E le simpatie dei Wu Ming (che, non solo per ragioni anagrafiche, sono figli del 77) vanno palesemente a quelli più emarginati dal partito, al partigiano che ha fatto la battaglia di Porta Lame e poi è stato espulso e adesso fa il contrabbandiere, al professore di inglese antifascista ma "liberal", al padre dei due fratelli Capponi che nel 43, in Slovenia, ha disertato, ha fatto la resistenza con Tito e adesso non può più rientrare in Italia (e passa guai anche in Jugoslavia perché si è schierato con Djilas). E soprattutto al figlio minore di Vittorio Capponi, Robespierre detto Pierre, barista di giorno e scatenato (e ammirato) ballerino di filuzzi alla sera. Pierre attraversa tutto il romanzo, diviso tra la voglia di rivedere il padre, l'amore per Angela - sposata a un noto medico e dirigente del PCI - e un'inquietudine che ancora non capisce e gli si chiarirà solo alla fine del libro, dopo che tutti i nodi sapientemente aggrovigliati nel corso della narrazione si saranno (drammaticamente, come di prammatica) sciolti. L'eleganza del ballo e del vestire, per lui e per i suoi amici proletari, è una conquista sofferta (come lo è stata per Cary Grant), ed è il segno di un desiderio di liberazione che il partito (e il fratello maggiore) non capiscono, scambiandolo per arrivismo sociale. C'è un po' di anacronismo forse, ma Wu Ming (e non potrebbe essere altrimenti) legge il 1954 attraverso le lenti del postfordismo.
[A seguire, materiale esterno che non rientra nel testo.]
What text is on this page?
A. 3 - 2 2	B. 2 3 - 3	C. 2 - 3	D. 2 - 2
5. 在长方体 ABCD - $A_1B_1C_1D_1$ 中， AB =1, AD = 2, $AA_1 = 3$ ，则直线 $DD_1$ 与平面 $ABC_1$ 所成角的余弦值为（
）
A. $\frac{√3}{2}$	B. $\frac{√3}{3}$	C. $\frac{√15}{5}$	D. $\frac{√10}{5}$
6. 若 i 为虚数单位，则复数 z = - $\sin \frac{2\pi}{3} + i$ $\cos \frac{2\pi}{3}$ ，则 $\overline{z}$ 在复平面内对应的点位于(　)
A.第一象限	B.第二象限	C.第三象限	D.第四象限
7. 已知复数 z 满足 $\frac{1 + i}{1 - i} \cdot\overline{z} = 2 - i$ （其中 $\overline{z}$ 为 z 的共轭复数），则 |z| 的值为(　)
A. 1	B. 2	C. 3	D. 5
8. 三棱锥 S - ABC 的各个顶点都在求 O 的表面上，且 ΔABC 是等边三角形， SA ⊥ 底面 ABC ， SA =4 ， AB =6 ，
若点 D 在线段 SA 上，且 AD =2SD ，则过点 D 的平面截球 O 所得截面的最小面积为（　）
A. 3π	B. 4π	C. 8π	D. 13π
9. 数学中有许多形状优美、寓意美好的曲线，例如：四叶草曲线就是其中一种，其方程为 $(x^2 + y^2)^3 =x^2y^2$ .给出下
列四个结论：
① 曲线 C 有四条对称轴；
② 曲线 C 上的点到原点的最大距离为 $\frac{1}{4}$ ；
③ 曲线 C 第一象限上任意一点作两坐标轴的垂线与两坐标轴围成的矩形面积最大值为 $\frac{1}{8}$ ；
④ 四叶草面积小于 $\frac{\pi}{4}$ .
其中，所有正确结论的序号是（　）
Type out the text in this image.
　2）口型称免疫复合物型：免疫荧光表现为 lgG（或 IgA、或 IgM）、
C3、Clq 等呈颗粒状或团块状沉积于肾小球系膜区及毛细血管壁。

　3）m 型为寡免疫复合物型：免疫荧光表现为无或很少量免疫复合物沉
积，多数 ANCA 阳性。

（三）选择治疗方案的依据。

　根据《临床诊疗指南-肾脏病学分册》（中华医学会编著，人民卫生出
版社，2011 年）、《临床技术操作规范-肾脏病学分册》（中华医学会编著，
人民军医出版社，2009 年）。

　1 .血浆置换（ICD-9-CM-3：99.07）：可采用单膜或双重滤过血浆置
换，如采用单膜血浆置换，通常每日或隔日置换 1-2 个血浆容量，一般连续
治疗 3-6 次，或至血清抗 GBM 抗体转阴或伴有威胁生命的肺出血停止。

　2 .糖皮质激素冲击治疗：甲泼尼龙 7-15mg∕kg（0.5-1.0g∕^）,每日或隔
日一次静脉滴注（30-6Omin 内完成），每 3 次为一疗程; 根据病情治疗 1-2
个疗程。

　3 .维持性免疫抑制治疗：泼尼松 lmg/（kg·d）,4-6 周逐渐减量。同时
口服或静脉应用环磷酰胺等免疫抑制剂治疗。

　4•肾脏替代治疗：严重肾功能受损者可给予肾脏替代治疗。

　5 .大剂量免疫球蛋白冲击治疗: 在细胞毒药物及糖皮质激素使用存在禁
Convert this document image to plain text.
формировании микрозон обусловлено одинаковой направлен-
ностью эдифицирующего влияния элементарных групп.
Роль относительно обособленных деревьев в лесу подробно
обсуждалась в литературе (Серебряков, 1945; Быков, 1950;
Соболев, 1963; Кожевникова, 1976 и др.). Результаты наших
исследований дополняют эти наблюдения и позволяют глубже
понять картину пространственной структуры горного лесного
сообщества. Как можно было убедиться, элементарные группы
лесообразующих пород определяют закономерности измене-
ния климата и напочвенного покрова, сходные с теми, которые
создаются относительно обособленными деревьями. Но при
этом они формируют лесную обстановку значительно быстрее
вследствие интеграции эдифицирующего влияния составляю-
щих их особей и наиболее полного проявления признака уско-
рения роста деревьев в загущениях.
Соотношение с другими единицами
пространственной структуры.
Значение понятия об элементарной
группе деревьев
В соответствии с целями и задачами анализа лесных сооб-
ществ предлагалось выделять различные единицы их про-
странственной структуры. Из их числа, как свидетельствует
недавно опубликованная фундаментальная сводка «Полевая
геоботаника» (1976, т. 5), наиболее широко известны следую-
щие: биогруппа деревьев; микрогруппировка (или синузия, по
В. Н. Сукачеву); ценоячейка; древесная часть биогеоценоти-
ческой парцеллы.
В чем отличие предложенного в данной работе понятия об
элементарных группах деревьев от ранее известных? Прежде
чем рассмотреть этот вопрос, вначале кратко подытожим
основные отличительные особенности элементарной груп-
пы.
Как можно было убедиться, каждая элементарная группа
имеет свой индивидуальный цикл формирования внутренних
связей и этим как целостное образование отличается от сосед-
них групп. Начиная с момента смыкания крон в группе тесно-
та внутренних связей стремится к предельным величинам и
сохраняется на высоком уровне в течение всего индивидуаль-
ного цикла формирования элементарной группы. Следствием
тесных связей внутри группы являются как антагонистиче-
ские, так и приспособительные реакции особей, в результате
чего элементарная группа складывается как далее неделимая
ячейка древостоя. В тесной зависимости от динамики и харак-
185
Se dovessi indicare i due temi del libro che meglio articolano il discorso su un dopoguerra che prepara altre guerre e altri conflitti (interni e internazionali), direi che sono il tema della paternità e quello dello specchio. La ricerca del padre da parte di Pierre è il segno dell'esigenza più generale di ricostruire il filo della propria storia, di salvare, insieme con la necessaria autonomia di una generazione rispetto a quelle precedenti, l'esigenza di trasmettere le lezioni e le esperienze di queste ultime. Quanto al tema dello specchio, esso è incarnato in un altro protagonista del libro, il più presente dopo Pierre: un lussuoso televisore McGuffin che passa da una mano all'altra, dall'America a Napoli a Roma e Bologna, senza mai funzionare. Ridotto quindi a fare da "muto testimone di squallori e violenze, senza nulla da opporre: vuoto davanti al vuoto". Al di là della sua funzione nel plot (che, trattandosi di una spy story, il recensore non può rivelare), direi che si tratta di una indicazione preziosa, specie in tempi, come i nostri, di telecrazia.